The MAAS is currently in beta testing stage and we plan to launch it as a service in Summer 2023.

I believe we should focus on deployment (machine learning operations) in a couple of areas, such as radiology and emergency medicine, where AI technologies are mature, and we can think about how to integrate these algorithms into the clinical pathway to support decision-making and enable clinicians to help patients.

By starting with addressing one use case for deployment, such as radiology AI solutions, we hope to create blueprints and case studies which can be used to solve AI adoption problems from IG compliance to infrastructure to standards to scalability in other areas.

That plays nicely into the work we’ve all been doing since the NHS Long Term Plan on building up imaging networks and community diagnostic hubs.

We’re looking at how we can provide the appropriate level of algorithm support in those areas quickly, rather than piecemeal by piecemeal.

We have some good work that’s already underway.

In 2022 we worked with the NHS Shared Business Services to launch the AI Software in Neuroscience for Stroke Decision Making Support Framework Agreement, allowing people to buy AI technology on the stroke framework.

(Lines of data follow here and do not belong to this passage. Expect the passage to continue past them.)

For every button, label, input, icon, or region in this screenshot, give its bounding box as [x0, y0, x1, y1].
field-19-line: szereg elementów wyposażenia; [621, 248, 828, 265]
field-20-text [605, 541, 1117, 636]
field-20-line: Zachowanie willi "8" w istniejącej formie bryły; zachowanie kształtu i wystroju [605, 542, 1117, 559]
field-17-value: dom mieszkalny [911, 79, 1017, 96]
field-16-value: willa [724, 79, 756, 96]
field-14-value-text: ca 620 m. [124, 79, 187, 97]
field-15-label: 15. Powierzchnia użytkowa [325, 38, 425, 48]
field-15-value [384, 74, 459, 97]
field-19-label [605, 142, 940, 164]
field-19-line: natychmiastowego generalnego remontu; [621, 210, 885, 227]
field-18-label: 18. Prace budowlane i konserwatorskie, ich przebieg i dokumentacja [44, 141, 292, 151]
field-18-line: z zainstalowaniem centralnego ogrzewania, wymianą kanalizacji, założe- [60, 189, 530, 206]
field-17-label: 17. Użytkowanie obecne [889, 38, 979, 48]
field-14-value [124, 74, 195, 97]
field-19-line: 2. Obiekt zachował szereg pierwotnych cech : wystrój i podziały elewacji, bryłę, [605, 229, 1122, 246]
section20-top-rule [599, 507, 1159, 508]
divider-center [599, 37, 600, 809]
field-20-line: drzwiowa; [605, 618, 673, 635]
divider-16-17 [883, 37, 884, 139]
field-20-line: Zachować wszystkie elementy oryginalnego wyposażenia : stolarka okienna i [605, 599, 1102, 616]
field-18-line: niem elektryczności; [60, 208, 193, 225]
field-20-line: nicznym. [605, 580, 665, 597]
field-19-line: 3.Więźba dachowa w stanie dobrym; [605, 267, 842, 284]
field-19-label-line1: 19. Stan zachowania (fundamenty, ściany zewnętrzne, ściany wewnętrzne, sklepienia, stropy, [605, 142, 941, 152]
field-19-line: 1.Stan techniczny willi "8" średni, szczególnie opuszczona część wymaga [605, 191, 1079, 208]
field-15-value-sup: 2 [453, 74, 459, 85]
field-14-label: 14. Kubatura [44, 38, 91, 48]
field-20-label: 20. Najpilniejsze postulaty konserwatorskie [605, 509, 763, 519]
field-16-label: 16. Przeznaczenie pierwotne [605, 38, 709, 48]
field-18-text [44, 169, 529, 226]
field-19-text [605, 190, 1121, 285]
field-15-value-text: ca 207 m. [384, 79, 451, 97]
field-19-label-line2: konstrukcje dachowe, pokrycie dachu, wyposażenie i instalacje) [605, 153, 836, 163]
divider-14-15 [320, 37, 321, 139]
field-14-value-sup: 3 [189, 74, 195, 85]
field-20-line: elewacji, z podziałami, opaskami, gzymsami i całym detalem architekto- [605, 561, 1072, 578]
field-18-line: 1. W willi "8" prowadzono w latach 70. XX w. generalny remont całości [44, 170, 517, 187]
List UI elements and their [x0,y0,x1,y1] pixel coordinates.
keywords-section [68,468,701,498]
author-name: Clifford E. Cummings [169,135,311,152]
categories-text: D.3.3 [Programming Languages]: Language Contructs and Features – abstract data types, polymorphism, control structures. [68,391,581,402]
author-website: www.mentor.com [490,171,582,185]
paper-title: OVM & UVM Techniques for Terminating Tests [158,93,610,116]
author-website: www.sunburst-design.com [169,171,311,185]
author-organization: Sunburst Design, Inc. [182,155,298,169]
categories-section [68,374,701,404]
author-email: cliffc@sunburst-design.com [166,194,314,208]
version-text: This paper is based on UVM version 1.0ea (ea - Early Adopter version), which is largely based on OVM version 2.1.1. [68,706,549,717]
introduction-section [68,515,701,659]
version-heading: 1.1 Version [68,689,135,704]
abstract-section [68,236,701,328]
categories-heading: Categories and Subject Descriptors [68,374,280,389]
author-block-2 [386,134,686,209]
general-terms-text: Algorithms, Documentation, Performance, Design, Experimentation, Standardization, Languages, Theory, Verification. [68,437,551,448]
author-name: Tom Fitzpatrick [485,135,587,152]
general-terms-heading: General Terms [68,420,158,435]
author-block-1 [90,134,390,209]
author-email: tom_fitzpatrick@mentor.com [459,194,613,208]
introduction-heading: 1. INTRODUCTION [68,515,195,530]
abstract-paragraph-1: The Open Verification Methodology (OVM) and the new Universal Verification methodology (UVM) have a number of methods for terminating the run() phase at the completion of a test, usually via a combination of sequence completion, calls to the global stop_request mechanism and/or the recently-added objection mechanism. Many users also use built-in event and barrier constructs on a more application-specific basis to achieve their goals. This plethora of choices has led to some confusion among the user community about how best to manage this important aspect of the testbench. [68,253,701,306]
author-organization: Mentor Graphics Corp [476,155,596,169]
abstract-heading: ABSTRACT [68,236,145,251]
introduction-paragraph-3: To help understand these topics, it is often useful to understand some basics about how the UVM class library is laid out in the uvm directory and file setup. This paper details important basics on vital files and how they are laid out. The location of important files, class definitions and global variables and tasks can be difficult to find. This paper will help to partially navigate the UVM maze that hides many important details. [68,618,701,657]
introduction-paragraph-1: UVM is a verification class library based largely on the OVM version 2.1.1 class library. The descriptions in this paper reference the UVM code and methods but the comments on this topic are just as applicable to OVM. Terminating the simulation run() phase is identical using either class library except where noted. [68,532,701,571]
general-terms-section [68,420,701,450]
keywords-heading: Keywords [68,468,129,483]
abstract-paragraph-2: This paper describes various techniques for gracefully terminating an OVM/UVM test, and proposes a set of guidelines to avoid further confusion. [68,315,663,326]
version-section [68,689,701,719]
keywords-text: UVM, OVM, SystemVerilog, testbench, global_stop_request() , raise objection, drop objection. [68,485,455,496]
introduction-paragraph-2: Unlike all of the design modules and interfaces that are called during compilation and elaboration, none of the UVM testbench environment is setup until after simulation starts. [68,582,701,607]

The use of AI has the potential to speed up the diagnostic process, which is crucial in stroke where significant harm and long-term disability can be caused if left untreated.

One of the technologies we funded through the AI Awards is Oxford University spinoff Brainomix.

The startup provides a set of tools that uses AI methods to interpret acute stroke brain scans and helps doctors make decisions about treatment and the need for specialist transfer of patients.

Brainomix also provides a platform for doctors to share information between hospitals in real-time.

This is now being deployed in nine stroke networks, which is around 50 per cent of stroke services in England.

Another example is the deployment of startup Adience’s AI platform which is being used for the NHSE Targeted Lung Health Check programme.

It provides the Veye chest system that supports early lung cancer detection by acting as a ‘second reader’ to help relieve pressure on radiologists.

We’re also supporting work in diabetic ophthalmology to make sure we don’t have any failure points around ethical decisions.

The AI Lab is funding a programme of work to ensure that AI technologies that detect diabetic retinopathy work for all, by validating the performance of AI retinal image analysis systems that will be used in the NHS Diabetic Eye Screening programme in different subgroups of the population.

AI technologies are one piece of the digital transformation picture, but sometimes they can be at odds with what clinicians need.

With many technologies on the market, we need to make sure we are working with the Royal Colleges and clinical staff to understand where AI can help and provide them with the support and assurances they need to use it with confidence.

We just published a second report with Health Education England (HEE) identifying workforce training needs to provide confidence in the use of AI.

Ultimately the aim of using AI is to improve patient care and outcomes whilst freeing up clinicians’ time and making their jobs easier so they can spend more time with patients.

These technologies have the potential to lead to faster diagnostics and more targeted interventions at a population health level.

AI can improve the health of nation long-term, but we need to deploy it safely and with the right evidence.